I then understood the animal control officers letter. The mats behind this girls ears were indescribable. They were easily the size of her head, like grapefruit size, and in clusters of grapefruits.

The mats are bigger then my hand, cause her ear flap to be pushed forward,
and the mats are knotted to the skin.

Right ear mat

Left ear mat.

"How long did that take?" I secretly wondered.

Both ear pinnas shaved.

I spent some time in the exam room trying to impress upon my slightly embarrassed clients how important grooming was to these guys, and how detrimental matted hair can be. They agrred to and booked an appointment with the groomers next door to have a full head to toe beauty treatment performed, and then I asked the groomers to bring her back to me so I could finish her physical examination.

Luckily, she didn't have any skin concerns, and her ears were clean and normal. She did have some mild fungal infections between her toes that we only could identify after we have trimmed the massive amount of hair clumped between her toes.

I placed her on our 3 month reminder list. So now her parents will get a "grooming needed" post card reminder every 12 weeks. (It's a way to help them remember and an effort to keep them on the right side of the long arm of the law).

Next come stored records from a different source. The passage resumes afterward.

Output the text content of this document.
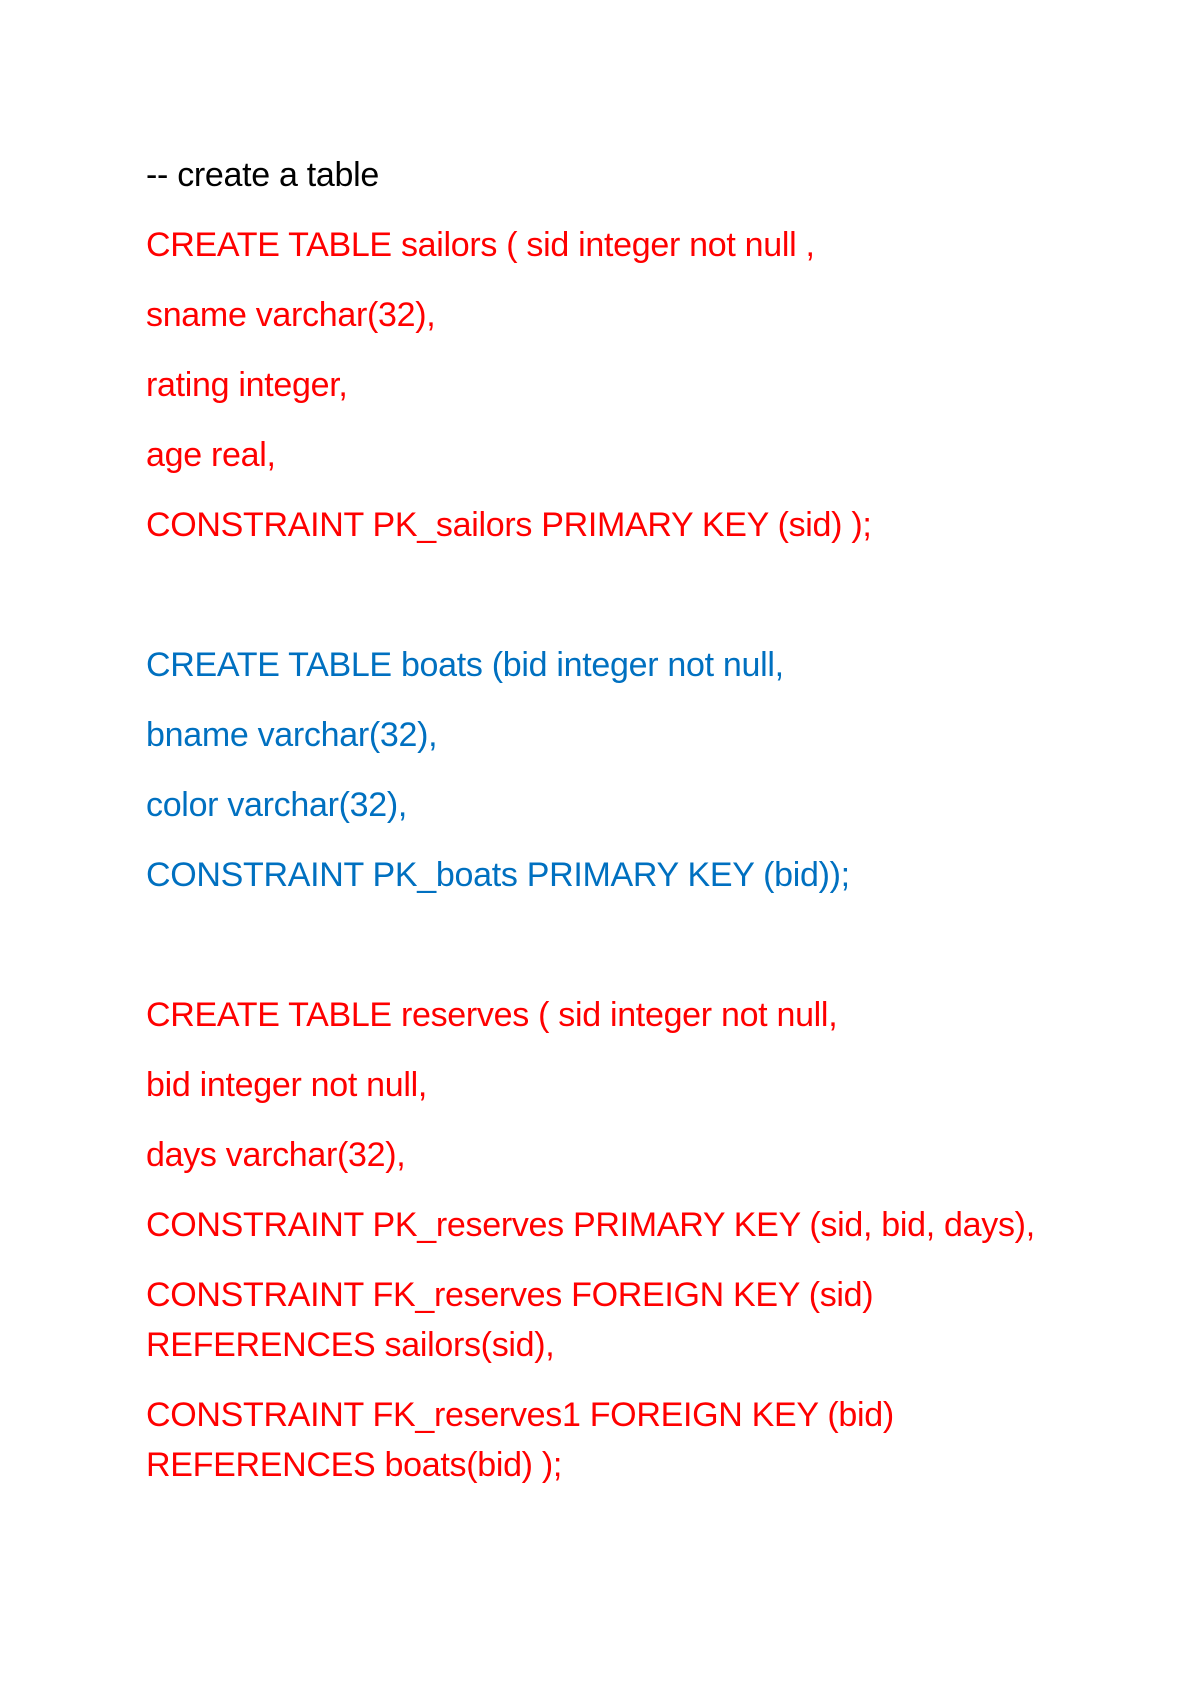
-- create a table
CREATE TABLE sailors ( sid integer not null ,
sname varchar(32),
rating integer,
age real,
CONSTRAINT PK_sailors PRIMARY KEY (sid) );
CREATE TABLE boats (bid integer not null,
bname varchar(32),
color varchar(32),
CONSTRAINT PK_boats PRIMARY KEY (bid));
CREATE TABLE reserves ( sid integer not null,
bid integer not null,
days varchar(32),
CONSTRAINT PK_reserves PRIMARY KEY (sid, bid, days),
CONSTRAINT FK_reserves FOREIGN KEY (sid)
REFERENCES sailors(sid),
CONSTRAINT FK_reserves1 FOREIGN KEY (bid)
REFERENCES boats(bid) );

For those of you out there with a desire to own one of these "high maintenance" breeds, please remember that grooming is a necessary part of owning them. Budget accordingly, and be nice to your kids, they might rat on you.


  1. Hurray for the son who ratted on his parents!

    That says to me that the message of care and abuse to pets IS getting thouhg to our yourn and hopefully in the future, we will see less of this.

  2. So sad when things get this far ...

    I have to admit that while I love devoting time to my dogs I don't want to spend half my life grooming them. That's why I stick with short-hair breeds. Works out nicely as we love Rotties and they are quite low maintenance. Their coats as mostly self-cleaning; all mud and mess just dries up and falls off. So basic brushing/combing is plenty maintenance.